Nevertheless, it remains an enduring example of God’s ability to accomplish the cosmically profound through the simplest of circumstances. To the uninformed observer—indeed, probably even to the informed observer—the scene would have been laughably unremarkable. A poor man and his wife, finding no vacancy at the local Motel 6, were forced to take shelter in the parking garage out back, with only a beaten up Yugo and a few stray cats to keep them company. Well, something like that.

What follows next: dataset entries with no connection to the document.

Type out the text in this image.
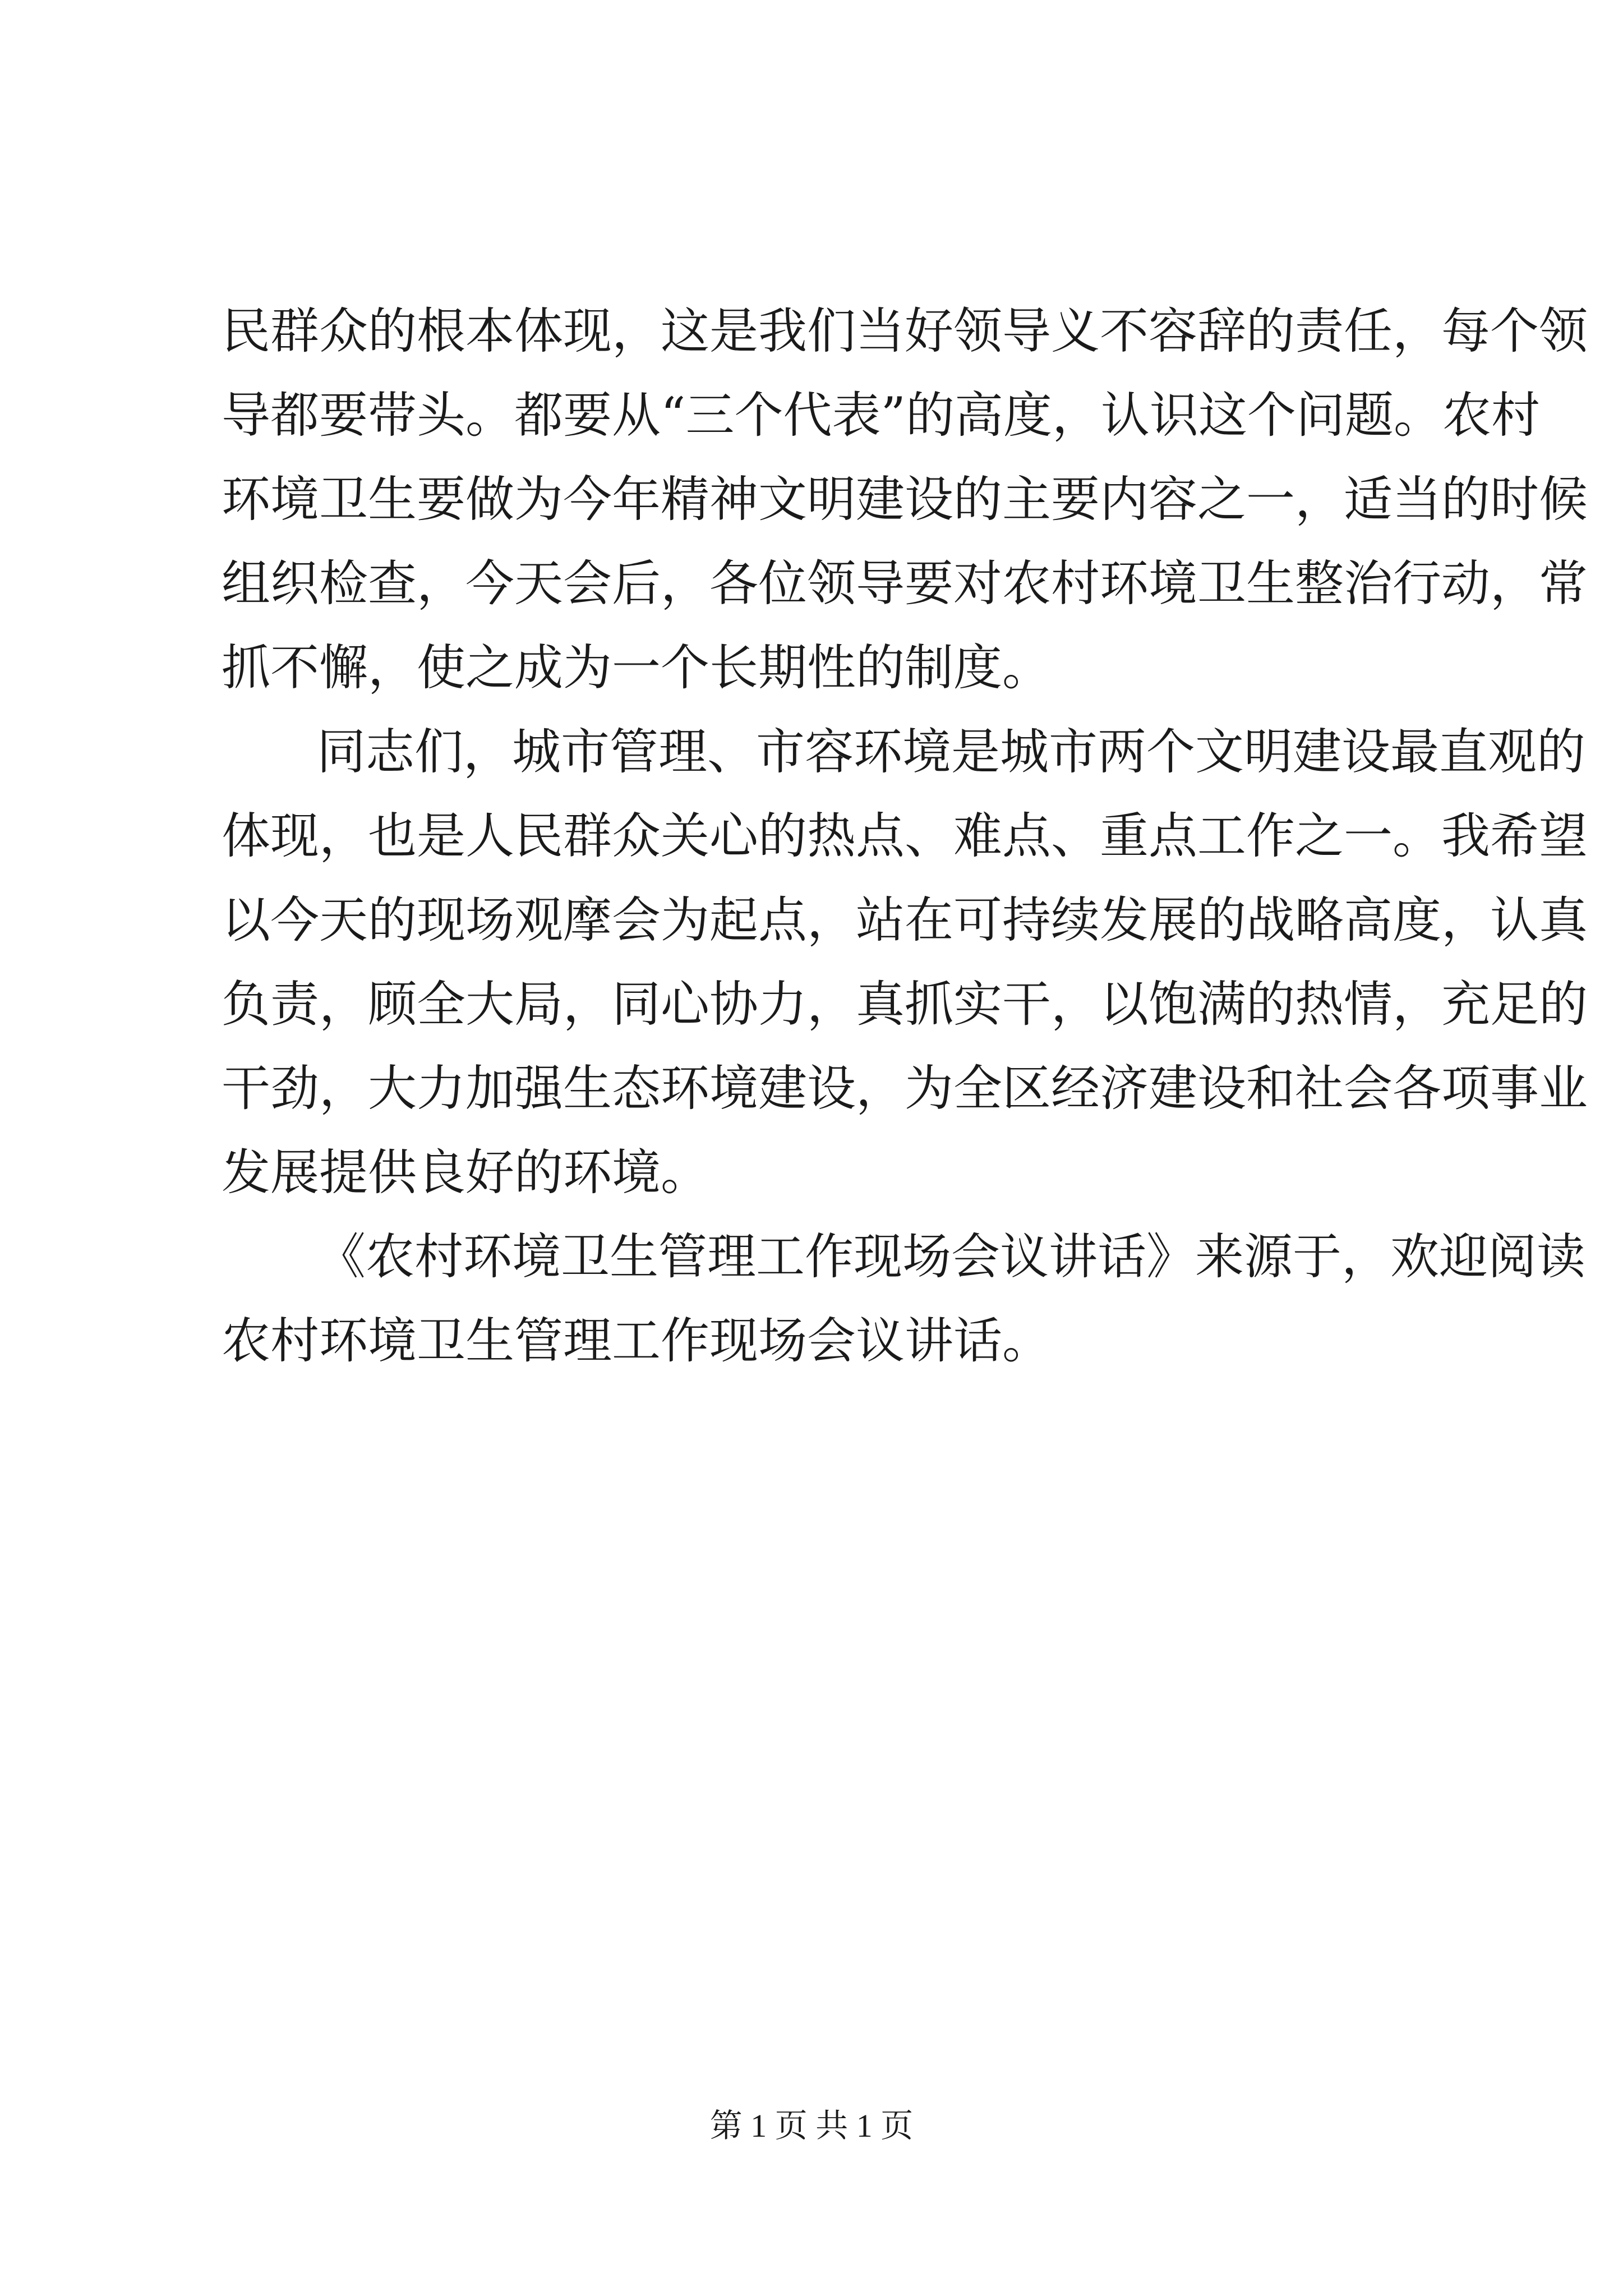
民群众的根本体现，这是我们当好领导义不容辞的责任，每个领
导都要带头。都要从“三个代表”的高度，认识这个问题。农村
环境卫生要做为今年精神文明建设的主要内容之一，适当的时候
组织检查，今天会后，各位领导要对农村环境卫生整治行动，常
抓不懈，使之成为一个长期性的制度。
同志们，城市管理、市容环境是城市两个文明建设最直观的
体现，也是人民群众关心的热点、难点、重点工作之一。我希望
以今天的现场观摩会为起点，站在可持续发展的战略高度，认真
负责，顾全大局，同心协力，真抓实干，以饱满的热情，充足的
干劲，大力加强生态环境建设，为全区经济建设和社会各项事业
发展提供良好的环境。
《农村环境卫生管理工作现场会议讲话》来源于，欢迎阅读
农村环境卫生管理工作现场会议讲话。
第 1 页 共 1 页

It was probably cold and drafty, likely smelly, and definitely less than comfortable. What’s worse, she was nine-months prego. And of all the nights, the baby had to come that night. There was no reason for the situation to be joyful; in fact, Mary could rightfully have wept in frustration. Actually, she very well might have. At the very least, the scene in the stable was likely much more chaotic than Precious Moments figurines would suggest. In many respects, the situation was slightly humorous in modern sitcomish sort of way.
Now, fast forward a couple thousand years. A church sits sits atop the grotto where Mary and Joseph allegedly spent their first nights as parents. The Church of the Nativity is operated under a fragile truce between three sects of Christianity: Catholics, Orthodox, and Armenians. So delicate is this collaboration that the three groups haven’t been able to agree on who has the right to fix the place up. This is problematic as the church has been in need of serious structural repairs for more than 500 years. So bad have the defects become, in fact, that the early-Byzantine era wooden beams supporting the ceiling are in danger of falling in on worshipers.

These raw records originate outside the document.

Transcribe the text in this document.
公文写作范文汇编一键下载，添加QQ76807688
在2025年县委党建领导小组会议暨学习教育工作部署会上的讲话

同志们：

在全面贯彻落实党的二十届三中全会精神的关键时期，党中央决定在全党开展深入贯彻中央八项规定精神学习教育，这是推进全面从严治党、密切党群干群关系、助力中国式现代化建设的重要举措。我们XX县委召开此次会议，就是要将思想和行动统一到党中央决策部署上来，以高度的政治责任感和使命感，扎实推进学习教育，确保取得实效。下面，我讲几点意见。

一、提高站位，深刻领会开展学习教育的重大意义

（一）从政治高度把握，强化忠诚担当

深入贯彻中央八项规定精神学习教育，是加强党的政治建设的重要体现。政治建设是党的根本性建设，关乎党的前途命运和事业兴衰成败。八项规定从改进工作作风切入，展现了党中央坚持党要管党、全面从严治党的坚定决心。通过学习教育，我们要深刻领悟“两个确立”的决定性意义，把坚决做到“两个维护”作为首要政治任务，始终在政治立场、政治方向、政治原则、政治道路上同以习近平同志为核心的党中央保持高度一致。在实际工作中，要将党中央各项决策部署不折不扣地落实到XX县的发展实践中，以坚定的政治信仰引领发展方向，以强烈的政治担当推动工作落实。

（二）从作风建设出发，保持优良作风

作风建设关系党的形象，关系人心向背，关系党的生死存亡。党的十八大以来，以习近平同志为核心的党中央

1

Then, who comes riding in to the rescue? It isn’t the Orthodox, Catholics, or Armenians. Nope, it’s the Palestinian Authority. According to an AP story from today, Mahmoud Abbas and his Palestinian government along with “international donors” are going to fund and supervise the long-overdue repairs. Their goal is to have the church declared a World Heritage Site by UNESCO, which they hope will demonstrate their ability to act as custodians of world history sites and bolster their bid for statehood.

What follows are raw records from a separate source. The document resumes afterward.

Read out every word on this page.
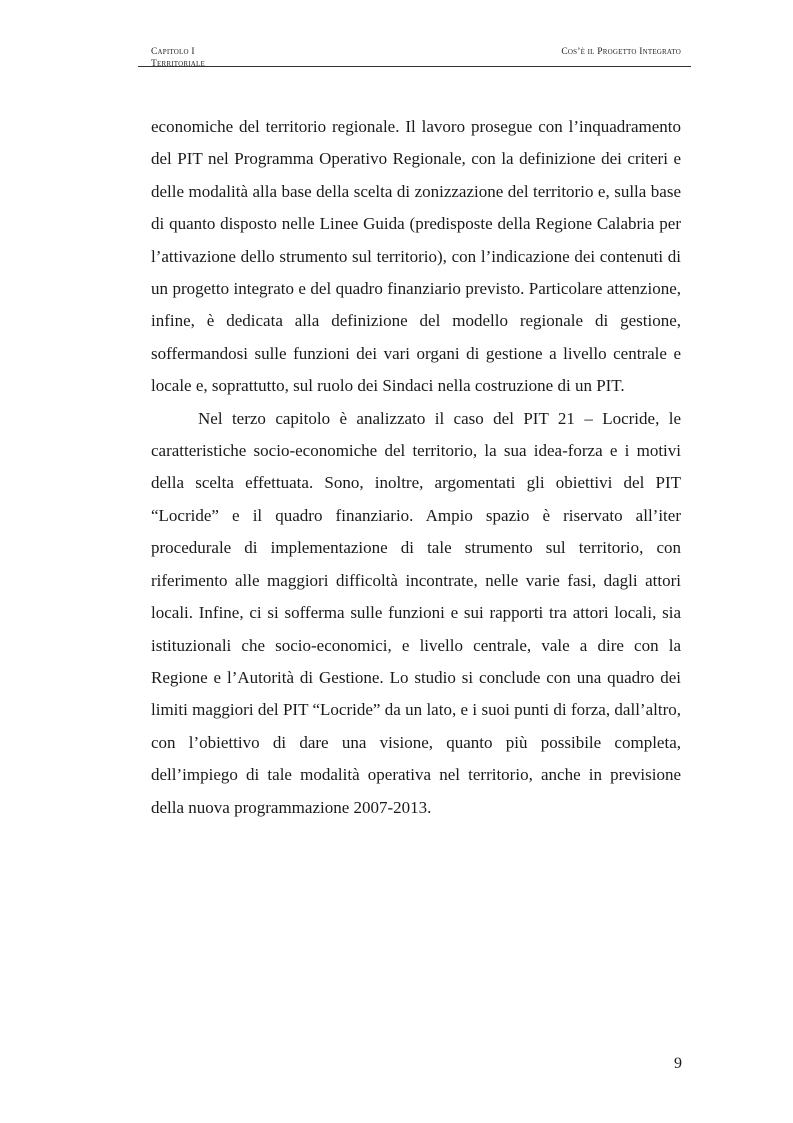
Capitolo I
Territoriale
Cos’è il Progetto Integrato

economiche del territorio regionale. Il lavoro prosegue con l’inquadramento del PIT nel Programma Operativo Regionale, con la definizione dei criteri e delle modalità alla base della scelta di zonizzazione del territorio e, sulla base di quanto disposto nelle Linee Guida (predisposte della Regione Calabria per l’attivazione dello strumento sul territorio), con l’indicazione dei contenuti di un progetto integrato e del quadro finanziario previsto. Particolare attenzione, infine, è dedicata alla definizione del modello regionale di gestione, soffermandosi sulle funzioni dei vari organi di gestione a livello centrale e locale e, soprattutto, sul ruolo dei Sindaci nella costruzione di un PIT.

Nel terzo capitolo è analizzato il caso del PIT 21 – Locride, le caratteristiche socio-economiche del territorio, la sua idea-forza e i motivi della scelta effettuata. Sono, inoltre, argomentati gli obiettivi del PIT “Locride” e il quadro finanziario. Ampio spazio è riservato all’iter procedurale di implementazione di tale strumento sul territorio, con riferimento alle maggiori difficoltà incontrate, nelle varie fasi, dagli attori locali. Infine, ci si sofferma sulle funzioni e sui rapporti tra attori locali, sia istituzionali che socio-economici, e livello centrale, vale a dire con la Regione e l’Autorità di Gestione. Lo studio si conclude con una quadro dei limiti maggiori del PIT “Locride” da un lato, e i suoi punti di forza, dall’altro, con l’obiettivo di dare una visione, quanto più possibile completa, dell’impiego di tale modalità operativa nel territorio, anche in previsione della nuova programmazione 2007-2013.

9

In many respects, the scene of three Christian sects bickering over who has the right to fix the roof beams in a shared church would have overtones of sitcom as well were it not for the for the fact it’s true. It’s sort of like three siblings fighting over who should get to fix the garbage disposal in their parents’ house because each wants to be the one to curry favor with mom and pop.
I don’t think the issue so much is the fact that the Palestinian Authority is taking on the repair work—though it should give pause to believers around the world to see a secular Arab government taking the initiative to repair a Christian house of worship. No, I think the real issue is the fact that they’re doing it because the believers who worship there can’t agree on who has the “right” to do it. I guess whether its funny or sad is largely open to interpretation. For me, it seems like the Church needs to grow up and stop fighting like Kindergartners squabbling over who gets to go down the slide first. It’s just not cute anymore.